Weblog: Is the Sniper a New Age Muslim Catholic?
Alabama's Ten Commandments trial wraps up, and other stories from online sources around the world
Ted Olsen | posted 10/01/2002 12:00AM
Tarot cards, calls to priests, and Muhammed — what's the sniper suspect's religion, anyway?
It's a terribly predictable headline: "Muslims Fear Sniper Backlash." "The arrest of a Muslim man on charges connected to the deadly Washington-area sniper shootings has the Islamic community bracing for another round of threats and attacks like those that followed the Sept. 11 terrorism," reports the Associated Press.
"It's like a ball in your stomach: 'Oh God here we go again,'" Ibrahim Hooper, spokesman for the Council on American-Islamic Relations, told the AP. "Every time we seem to make some advancements, it's like we take one step forward and two steps back." (Other papers have similar reports of backlash fears.)
But though the suspect changed his name from John Allen Williams to John Allen Muhammad and worked as a security officer for Nation of Islam Minister Louis Farrakhan's Million Man March, calling him a Muslim seems like a stretch.
After all, this is the guy who allegedly left a tarot card inscribed with "I am God" at a crime scene. A lot of Muslim nations will kill you for something like that.
But Mark Oppenheimer writes in The Wall Street Journal that the sniper wasn't a good neopagan, either. "When serial killers Charles Manson and David Berkowitz made crypto-religious references, Americans complied with the killers' childish hopes to be taken as interesting, complex, somehow spiritual. This time around, we suspect the sniper of being derivative—not of being another Manson or Berkowitz but of having read books about them," he writes. "The occult is now domesticated, and we can treat it with the levity it deserves, fun for children or questing adults. If Tarot divination gives meaning to some people looking for answers in an unkind world, that's fine, though we may still scorn the charlatans bilking them of their money. It is safe to say that cards didn't make the sniper shoot people. He has access to no secret wisdom. He is not deep or spiritual. He is a criminal."
There's a Christian connection, too. Last Friday night, the sniper apparently called at least two priests, hoping to find a mediator (or at least messenger) to establish credibility with police.
"They used the term 'I am God' and mentioned Montgomery, Alabama, several times," another priest told The Washington Post, passing on word of the call made to William Sullivan of St. Ann's Roman Catholic Church in Ashland, Virginia. The two men on the other end of the line were "frustrated and upset," the Post says. "It was a garbled conversation," says the priest.
Apuzzo said Sullivan did not believe he had spoken to the snipers. Rather, he thought the callers were just overly obsessed with the case. "We have reason to believe the sniper is someone from your parish," they told him.

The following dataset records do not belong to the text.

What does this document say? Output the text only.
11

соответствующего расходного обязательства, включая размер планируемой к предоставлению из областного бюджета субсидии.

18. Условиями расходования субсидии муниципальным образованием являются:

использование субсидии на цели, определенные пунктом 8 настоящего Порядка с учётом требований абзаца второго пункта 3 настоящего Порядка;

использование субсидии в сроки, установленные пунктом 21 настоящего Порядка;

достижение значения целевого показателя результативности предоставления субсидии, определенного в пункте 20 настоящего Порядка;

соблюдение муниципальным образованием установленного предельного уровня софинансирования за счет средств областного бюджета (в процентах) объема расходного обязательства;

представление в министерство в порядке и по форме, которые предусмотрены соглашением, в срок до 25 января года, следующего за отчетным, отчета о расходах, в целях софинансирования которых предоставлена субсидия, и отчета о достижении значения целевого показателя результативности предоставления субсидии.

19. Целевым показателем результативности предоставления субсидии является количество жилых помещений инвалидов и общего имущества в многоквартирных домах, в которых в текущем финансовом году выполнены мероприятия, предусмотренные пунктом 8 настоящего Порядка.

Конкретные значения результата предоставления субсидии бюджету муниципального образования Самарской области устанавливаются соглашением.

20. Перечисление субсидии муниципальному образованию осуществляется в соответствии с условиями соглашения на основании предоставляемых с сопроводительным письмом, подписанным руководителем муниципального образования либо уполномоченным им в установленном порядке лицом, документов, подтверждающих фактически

In World magazine, John Piper writes that it doesn't matter what the sniper currently believes — he needs to turn to Jesus and accept the consequences of his actions, including the death penalty. "Jesus Christ came to save snipers," Piper writes. "Trusting Christ is your only hope. … If you trust Christ as the Savior of your soul and the Treasure of your life, the root of sin will be severed. … You will slay no more. You will weep for your victims. You will accept, if necessary, the sentence of death. And you will hear Jesus say, 'Today you will be with Me in paradise.'"
Whatever John Allen Muhammad actually believes, Christians are responding with calls for forgiveness.
"We have been talking about being able to respond to the arrests with a sense of forgiveness in order to heal personally," said Jeff Jones, pastor of Ashton United Methodist Church, where first victim James D. Martin was a lay leader. "If we're going to be authentic in our Christian faith, we have to do as Jesus did on the cross when he said, 'Father, forgive them.' Because [Smith's widow's] faith is genuine, she figured that is the best way."